9. The software application of claim 4, wherein the software is configured to communicate with one or more of: a health information system and a lab information system.

10. The software application of claim 4, wherein the software is configured to perform data analysis.

11. The software application of claim 4, wherein the software is configured communicate with at least one external database.

12. The device of claim 1 wherein the one or more third software script comprises at least one script for dynamic configuration for enabling a three-dimensional arrangement of the device.

13. The device of claim 1 wherein the one or more third software script comprises at least one script for dynamic configuration for providing a drone delivery based point-of-care system.

14. The device of claim 1 wherein the processor is communicatively linked to a mobile device.

15. The device of claim 1 wherein the processor is communicatively linked to a network.

16. The device of claim 1 wherein the processor is designed to be worn as a wearable device.

17. The device of claim 1 wherein the processor is communicatively linked to a medical imaging apparatus.

18. The device of claim 1 wherein the at least one microfluidic element includes at least one molecular electronic element.

19. The device of claim 1 wherein the one or more third software script comprises at least one script for dynamic configuration for providing one or more of: flow cytometry analysis, optical microscopy analysis, lens free microscopy analysis, lens microscopy analysis, and tomography analysis.

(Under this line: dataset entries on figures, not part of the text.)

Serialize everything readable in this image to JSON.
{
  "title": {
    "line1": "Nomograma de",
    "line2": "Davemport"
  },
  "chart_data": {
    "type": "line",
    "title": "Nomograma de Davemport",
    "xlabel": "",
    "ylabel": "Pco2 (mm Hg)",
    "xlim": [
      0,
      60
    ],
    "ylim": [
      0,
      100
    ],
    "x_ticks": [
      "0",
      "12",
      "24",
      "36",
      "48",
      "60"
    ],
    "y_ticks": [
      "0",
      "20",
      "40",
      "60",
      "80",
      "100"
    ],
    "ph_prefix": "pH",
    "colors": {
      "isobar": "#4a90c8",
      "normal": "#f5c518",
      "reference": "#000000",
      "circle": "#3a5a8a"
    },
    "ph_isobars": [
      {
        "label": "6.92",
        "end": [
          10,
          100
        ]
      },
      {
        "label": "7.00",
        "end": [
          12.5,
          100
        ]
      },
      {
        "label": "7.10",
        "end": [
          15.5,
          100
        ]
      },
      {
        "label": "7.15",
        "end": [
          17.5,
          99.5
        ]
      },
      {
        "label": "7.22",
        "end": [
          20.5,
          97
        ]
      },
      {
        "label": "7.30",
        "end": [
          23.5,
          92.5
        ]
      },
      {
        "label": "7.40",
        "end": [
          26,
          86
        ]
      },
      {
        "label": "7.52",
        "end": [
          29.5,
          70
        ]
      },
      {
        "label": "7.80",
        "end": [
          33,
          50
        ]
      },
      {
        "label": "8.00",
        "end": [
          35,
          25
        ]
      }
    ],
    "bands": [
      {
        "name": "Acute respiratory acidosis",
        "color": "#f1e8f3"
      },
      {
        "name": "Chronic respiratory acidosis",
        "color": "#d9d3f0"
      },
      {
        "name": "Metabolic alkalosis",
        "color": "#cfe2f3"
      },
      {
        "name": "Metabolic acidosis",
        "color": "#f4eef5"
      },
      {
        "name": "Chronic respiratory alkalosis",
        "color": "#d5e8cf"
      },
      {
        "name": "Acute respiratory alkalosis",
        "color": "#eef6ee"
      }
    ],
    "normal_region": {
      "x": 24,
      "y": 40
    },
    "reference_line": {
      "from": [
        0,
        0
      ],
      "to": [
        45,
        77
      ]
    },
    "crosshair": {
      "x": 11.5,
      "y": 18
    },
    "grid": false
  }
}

20. The device of claim 1 wherein the one or more third software script comprises at least one script for dynamic configuration for enabling one or more of: DNA electrophoresis, protein electrophoresis, column chromatography, ion exchange chromatography, protein purification, enzyme assay, hormone assay, rapid colony transformation, purification and identification of plasmid DNA, blotting, cell culture, PCR, DNA transformation, chromatography, ELISA, hematological procedures, and clinical laboratory testing.